Second, not just Oil but almost all other commodities are declining in price. For example, Bloomberg reported yesterday that:
Commodities plunged to their lowest level since June 2002, led by energy and industrial metals, on mounting signs that the global recession is deepening and demand for raw materials will decline further.
The Reuters/Jefferies CRB Index of 19 prices dropped for the sixth straight session, the longest slump since December. The gauge touched 203.25, the lowest since June 21, 2002, and has slipped 11 percent this year. Crude oil fell as much as 8.2 percent today, and copper declined the most in three months.
This deflation is driven by a precipitous global falloff in consumer demand.
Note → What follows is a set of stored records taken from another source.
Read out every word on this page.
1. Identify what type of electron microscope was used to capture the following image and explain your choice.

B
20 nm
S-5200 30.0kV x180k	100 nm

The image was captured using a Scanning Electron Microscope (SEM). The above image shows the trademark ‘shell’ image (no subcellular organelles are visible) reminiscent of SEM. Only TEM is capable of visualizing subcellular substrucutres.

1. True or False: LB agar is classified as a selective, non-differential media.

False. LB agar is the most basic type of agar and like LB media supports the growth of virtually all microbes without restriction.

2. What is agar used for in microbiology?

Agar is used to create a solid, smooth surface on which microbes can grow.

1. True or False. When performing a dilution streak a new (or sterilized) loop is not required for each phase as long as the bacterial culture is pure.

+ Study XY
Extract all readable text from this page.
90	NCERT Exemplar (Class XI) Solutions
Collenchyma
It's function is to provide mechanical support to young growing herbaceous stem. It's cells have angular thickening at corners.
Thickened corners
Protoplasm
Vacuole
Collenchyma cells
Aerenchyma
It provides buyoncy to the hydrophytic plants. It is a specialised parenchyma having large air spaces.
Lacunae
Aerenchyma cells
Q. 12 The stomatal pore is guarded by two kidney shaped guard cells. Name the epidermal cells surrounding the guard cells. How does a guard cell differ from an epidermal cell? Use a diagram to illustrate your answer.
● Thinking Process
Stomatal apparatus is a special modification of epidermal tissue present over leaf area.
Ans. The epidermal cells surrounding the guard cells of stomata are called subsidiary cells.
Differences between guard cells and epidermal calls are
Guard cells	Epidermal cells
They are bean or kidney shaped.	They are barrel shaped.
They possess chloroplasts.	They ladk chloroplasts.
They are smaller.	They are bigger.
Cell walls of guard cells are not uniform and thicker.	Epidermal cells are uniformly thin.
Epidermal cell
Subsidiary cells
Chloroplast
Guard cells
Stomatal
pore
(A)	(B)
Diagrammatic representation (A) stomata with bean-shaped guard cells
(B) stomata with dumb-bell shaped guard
But the real issue -- one that hasn't come into fruition on a large scale yet -- is whether the price declines are matched by wage declines. For example, during the Great Depression, prices fell by 25%. But wages fell 40%! If wages do not fall, it is almost impossible for a deflationary spiral to take hold.
That is where Tim and I agree, and that is the difference in my optimistic vs. pessimistic scenarios for 2009. If there are no widespread wage cuts, year-over-year deflation will be mild and probably will not last past summer. But if wage cuts spread, then we truly will be in a deflationary spiral.
Update: Import prices, including Oil, declined -1.1% in January. Typically both the PPI and CPI move in the same direction as import prices. If this holds true for January, expect a nasty deflationary surprise in the next couple of days.